Al regreso, por fin, era la hora sagrada, una pequeña dosis de televisión, la adictiva televisión que era fulminada para luego entregarse al mundo voluptuoso de esos autores que ya no están, que desgraciadamente no construirían nunca más esas altísimas torres de letras y frases y capítulos estremecedores.
Una noche, fue sacado de la polvorienta pila, un pequeño libro que había sido titulado “El Túnel” de un tal “Ernesto Sábato”. El prologo fue superado con facilidad, pero las primeras páginas de la novela le parecieron un verdadero fracaso, se le cerraban los ojos, dominados por el aburrimiento.
A la noche siguiente, lo mismo, no lograba avanzar ni siquiera una hoja, la falta de imaginación del autor era alarmante, no existía elemento alguno que pudiera atraparlo, no como lo hacia Julio, el grandiosos Julio, ni mucho menos como lo lograba el milenario y eterno Borges.
Arrojó el libro desinteresadamente, caviló con la mirada clavada en un punto perdido del techo. De reojo vio el lomo gris de unas “Crónicas Marcianas” por Ray Bradbury.
Lo tomó con curiosidad, las primeras paginas se dejaron leer apaciblemente, pero al ir avanzando, se encontró a si mismo pensando en banalidades, en palabras dichas en el día, en rostros sonriendo y hablando, era evidente que había abandonado la lectura del ejemplar. Por esa noche lo mejor era dormir.

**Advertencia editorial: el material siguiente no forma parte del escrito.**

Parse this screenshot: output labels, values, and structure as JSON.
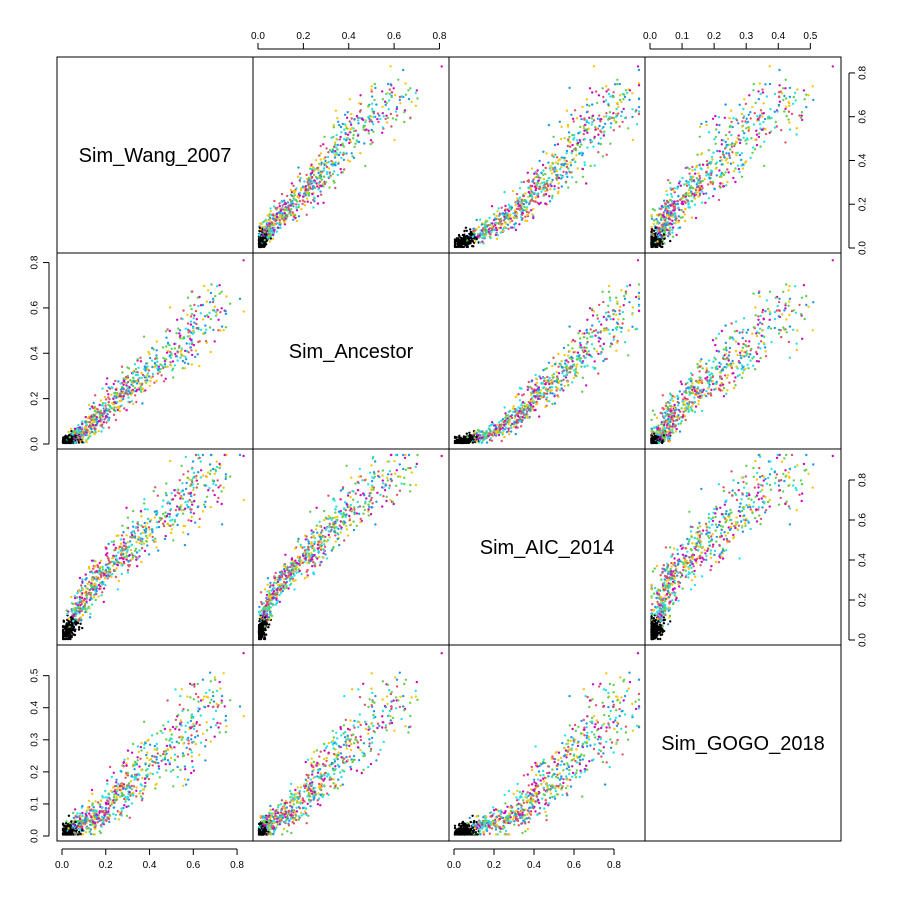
{
  "chart_data": {
    "type": "scatter-matrix",
    "title": "",
    "variables": [
      {
        "name": "Sim_Wang_2007",
        "range": [
          0,
          0.85
        ],
        "ticks": [
          0.0,
          0.2,
          0.4,
          0.6,
          0.8
        ],
        "tick_labels": [
          "0.0",
          "0.2",
          "0.4",
          "0.6",
          "0.8"
        ]
      },
      {
        "name": "Sim_Ancestor",
        "range": [
          0,
          0.82
        ],
        "ticks": [
          0.0,
          0.2,
          0.4,
          0.6,
          0.8
        ],
        "tick_labels": [
          "0.0",
          "0.2",
          "0.4",
          "0.6",
          "0.8"
        ]
      },
      {
        "name": "Sim_AIC_2014",
        "range": [
          0,
          0.93
        ],
        "ticks": [
          0.0,
          0.2,
          0.4,
          0.6,
          0.8
        ],
        "tick_labels": [
          "0.0",
          "0.2",
          "0.4",
          "0.6",
          "0.8"
        ]
      },
      {
        "name": "Sim_GOGO_2018",
        "range": [
          0,
          0.58
        ],
        "ticks": [
          0.0,
          0.1,
          0.2,
          0.3,
          0.4,
          0.5
        ],
        "tick_labels": [
          "0.0",
          "0.1",
          "0.2",
          "0.3",
          "0.4",
          "0.5"
        ]
      }
    ],
    "axes": {
      "top": [
        1,
        3
      ],
      "bottom": [
        0,
        2
      ],
      "left": [
        1,
        3
      ],
      "right": [
        0,
        2
      ]
    },
    "point_colors": [
      "#000000",
      "#DF536B",
      "#61D04F",
      "#2297E6",
      "#28E2E5",
      "#CD0BBC",
      "#F5C710",
      "#9E9E9E"
    ],
    "summary_points": [
      {
        "v": [
          0.02,
          0.01,
          0.03,
          0.01
        ],
        "color": "#000000"
      },
      {
        "v": [
          0.1,
          0.05,
          0.2,
          0.04
        ],
        "color": "#DF536B"
      },
      {
        "v": [
          0.2,
          0.15,
          0.35,
          0.08
        ],
        "color": "#2297E6"
      },
      {
        "v": [
          0.3,
          0.25,
          0.45,
          0.15
        ],
        "color": "#28E2E5"
      },
      {
        "v": [
          0.45,
          0.35,
          0.6,
          0.25
        ],
        "color": "#61D04F"
      },
      {
        "v": [
          0.6,
          0.5,
          0.75,
          0.35
        ],
        "color": "#F5C710"
      },
      {
        "v": [
          0.72,
          0.7,
          0.88,
          0.48
        ],
        "color": "#CD0BBC"
      },
      {
        "v": [
          0.83,
          0.81,
          0.92,
          0.57
        ],
        "color": "#CD0BBC"
      }
    ],
    "grid": false,
    "legend": "none"
  }
}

En el ritual de la noche siguiente, tomó un ejemplar fornido de Edgar Allan Poe, cuando terminó de deglutir el octavo cuento, le fue difícil dormir, releía mentalmente las historias tan descriptivas y alucinantes que se encerraban en el libro.
Fue inútil tratar de dormir, decidió continuar con la lectura, pero decididamente Poe no ayudaría mucho.

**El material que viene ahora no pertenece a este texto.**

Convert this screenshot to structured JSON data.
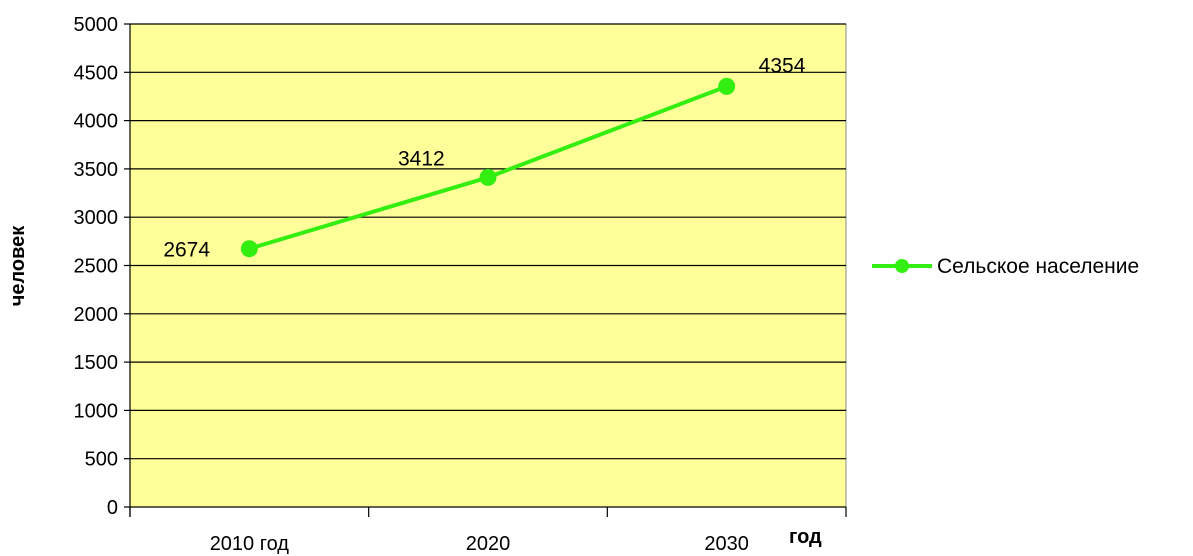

Se decidió por Umberto Eco con su Péndulo de Foucault. Gracias al desinterés total que le generó esa especie de mastodonte informe, Octavio concilió el sueño en la mitad de la segunda página.
En una de sus aplastadas tardes de trabajo, mientras sus ojos se achicharraban silenciosamente contra la pantalla de la computadora, se le cruzó por la mente, una idea bastante “infantil”¿Como puede ser? Es absurdo pensar así, que estupidez… ¡Pero es real!
Comenzó en ese momento, un recuento mental sobre los escritores de las más recientes noches de lectura. Con asombro descubrió que sus favoritos, los que le provocaban la absoluta satisfacción, los que devoraba implacablemente, eran nada mas ni nada menos que los autores ya fallecidos, y en contrapartida, los que le provocaban el mayor de los aburrimientos y el desinterés total eran los que aun vivían.
Era absurdo, pero inevitablemente estaba sucediendo, su amada lectura, su sagrado rito nocturno estaba siendo boicoteado, corría peligro una gran parte del mayor de sus placeres. Esto no podía seguir así, pero que solución podía existir, ninguna por supuesto.
Esa noche no quiso ni siquiera tocar un libro, la televisión fue el elemento único de la noche. Al apagarlo sintió como si hubiese dado muerte a un monstruo aberrante, que le había dejado un hueco en el alma.
Se negaba a seguir leyendo mientras perdurase ese extraño fenómeno, el de los autores vivos y muertos, por Dios que ridiculez, pero es inevitable.
Permaneció en la penumbra, quizás dos horas así, o cuatro, pensaba, trataba de ordenar ideas muy descabelladas, algunas le daban terror, otras lo hacían sonreír.
La luz ya intentaba filtrarse por las ranuras de la persiana.
Esa idea tan retorcida, que tanto horror le daba, ahora con la luz del sol era la solución más brillante que podía haber encontrado, respiró hondo en el aire de la mañana, su sonrisa era la de un hombre nuevo.
Tomó el transporte que lo llevaba hasta Tres de Febrero, luego allí combinó con el que lo depositó cómodamente en la localidad de Santos Lugares.
Tocó el timbre en una casa con el frente casi cubierto por las plantas, al rato abrió la puerta un hombre de rostro apacible, con gruesos lentes y frondoso bigote, en una mano sostenía un pincel embadurnado de óleo. ¿Qué se le ofrece joven? Preguntó prudentemente el escritor sin talento.
Lo que yo necesito señor Ernesto, es poder leer sus obras con el mismo entusiasmo, con la misma magia, con el mismo fervor que lo hago con Borges, ¿Me explico?
¿Cómo dice usted joven?
Replicó el anciano acomodándose los anteojos.
Usted perdóneme, pero es por el bien de los dos, dijo Octavio tirando hacia atrás el martillo de su Smith & Wesson.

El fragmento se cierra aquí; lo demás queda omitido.